Transition from regular to complex behaviour in a discrete deterministic asymmetric neural network model

TL;DR

This paper investigates how a discrete asymmetric neural network transitions from ordered to complex transient behavior as a parameter varies, revealing similarities to chaos despite the system's finite state space.

Contribution

It identifies a transition point where transient dynamics shift from short to long, complex behavior, linking it to changes in transient length scaling and entropy measures.

Findings

Transition point $k_c$ marks change from power-law to exponential transient length scaling.

Complex transient behavior exhibits decay of correlations and positive entropy.

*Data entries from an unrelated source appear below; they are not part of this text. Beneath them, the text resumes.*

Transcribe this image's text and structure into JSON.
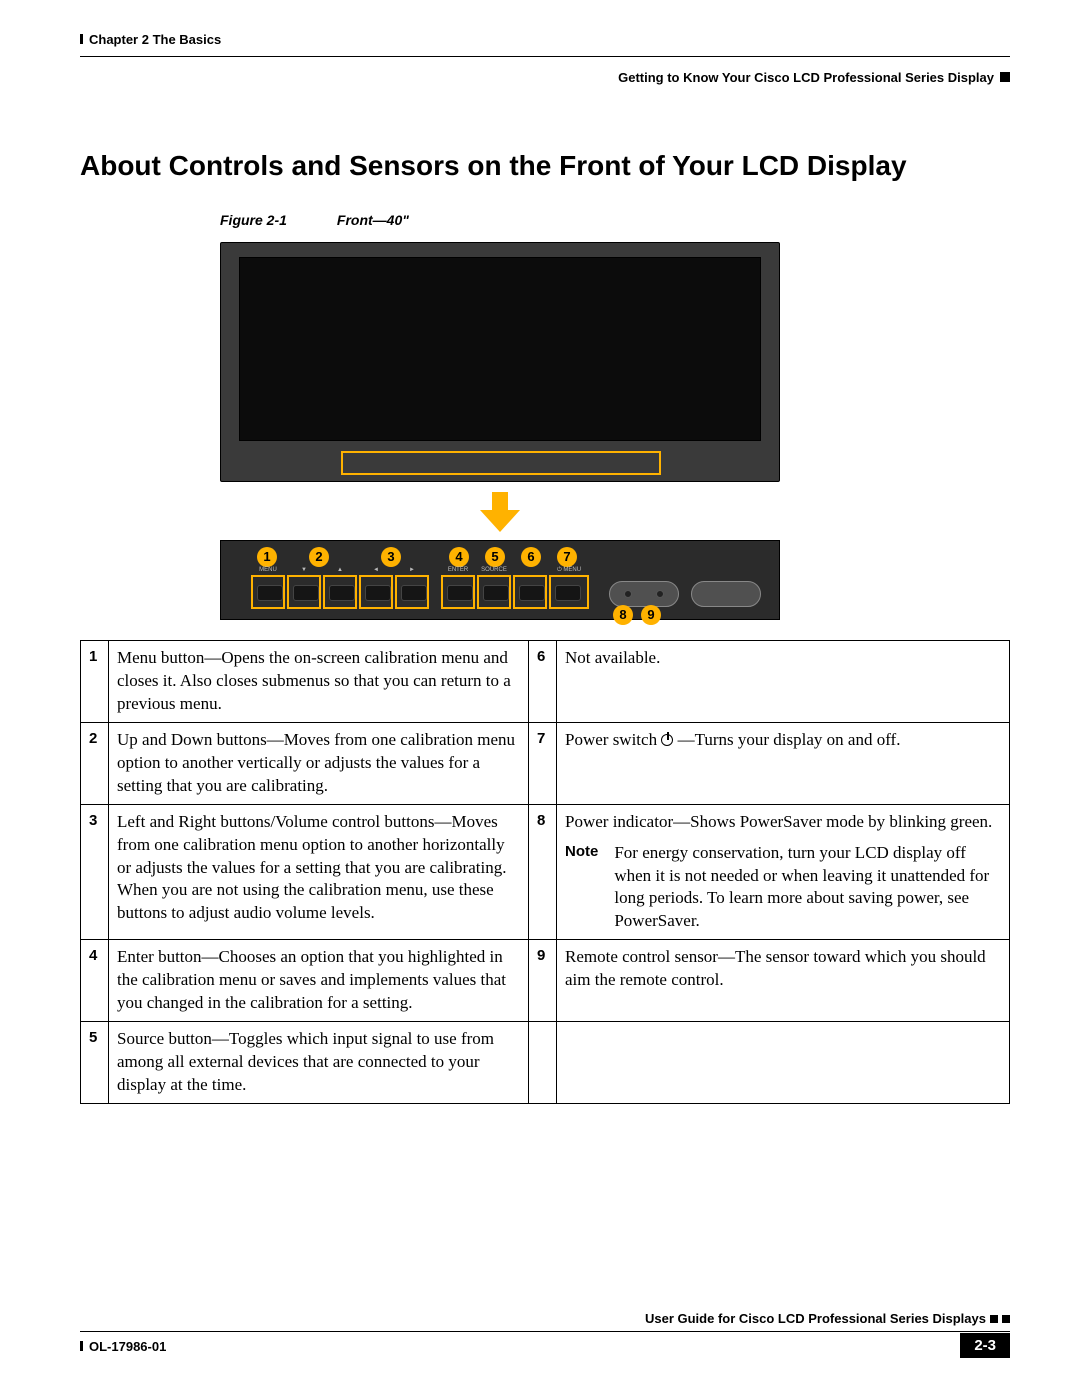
{
  "header": {
    "chapter": "Chapter 2    The Basics",
    "subtitle": "Getting to Know Your Cisco LCD Professional Series Display"
  },
  "title": "About Controls and Sensors on the Front of Your LCD Display",
  "figure": {
    "label": "Figure 2-1",
    "title": "Front—40\"",
    "callouts_top": [
      "1",
      "2",
      "3",
      "4",
      "5",
      "6",
      "7"
    ],
    "callouts_bottom": [
      "8",
      "9"
    ],
    "button_labels": [
      "MENU",
      "▼",
      "▲",
      "◄",
      "►",
      "ENTER",
      "SOURCE",
      "⏻ MENU"
    ]
  },
  "rows": [
    {
      "ln": "1",
      "ld": "Menu button—Opens the on-screen calibration menu and closes it. Also closes submenus so that you can return to a previous menu.",
      "rn": "6",
      "rd": "Not available.",
      "note": null
    },
    {
      "ln": "2",
      "ld": "Up and Down buttons—Moves from one calibration menu option to another vertically or adjusts the values for a setting that you are calibrating.",
      "rn": "7",
      "rd": "Power switch {POWER} —Turns your display on and off.",
      "note": null
    },
    {
      "ln": "3",
      "ld": "Left and Right buttons/Volume control buttons—Moves from one calibration menu option to another horizontally or adjusts the values for a setting that you are calibrating. When you are not using the calibration menu, use these buttons to adjust audio volume levels.",
      "rn": "8",
      "rd": "Power indicator—Shows PowerSaver mode by blinking green.",
      "note": "For energy conservation, turn your LCD display off when it is not needed or when leaving it unattended for long periods. To learn more about saving power, see PowerSaver."
    },
    {
      "ln": "4",
      "ld": "Enter button—Chooses an option that you highlighted in the calibration menu or saves and implements values that you changed in the calibration for a setting.",
      "rn": "9",
      "rd": "Remote control sensor—The sensor toward which you should aim the remote control.",
      "note": null
    },
    {
      "ln": "5",
      "ld": "Source button—Toggles which input signal to use from among all external devices that are connected to your display at the time.",
      "rn": "",
      "rd": "",
      "note": null
    }
  ],
  "note_label": "Note",
  "footer": {
    "guide": "User Guide for Cisco LCD Professional Series Displays",
    "doc": "OL-17986-01",
    "page": "2-3"
  }
}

Transition resembles intermittent chaos with scaling laws and entropy fluctuations.

Abstract

We study the long time behaviour of the transient before the collapse on the periodic attractors of a discrete deterministic asymmetric neural networks model. The system has a finite number of possible states so it is not possible to use the term chaos in the usual sense of sensitive dependence on the initial condition. Nevertheless, at varying the asymmetry parameter, $k$, one observes a transition from ordered motion (i.e. short transients and short periods on the attractors) to a ``complex'' temporal behaviour. This transition takes place for the same value $k_{\rm c}$ at which one has a change for the mean transient length from a power law in the size of the system ($N$) to an exponential law in $N$. The ``complex'' behaviour during the transient shows strong analogies with the chaotic behaviour: decay of temporal correlations, positive Shannon entropy, non-constant Renyi entropies of different orders. Moreover the transition is very similar to that one for the intermittent transition in chaotic systems: scaling law for the Shannon entropy and strong fluctuations of the ``effective Shannon entropy'' along the transient, for $k > k_{\rm c}$.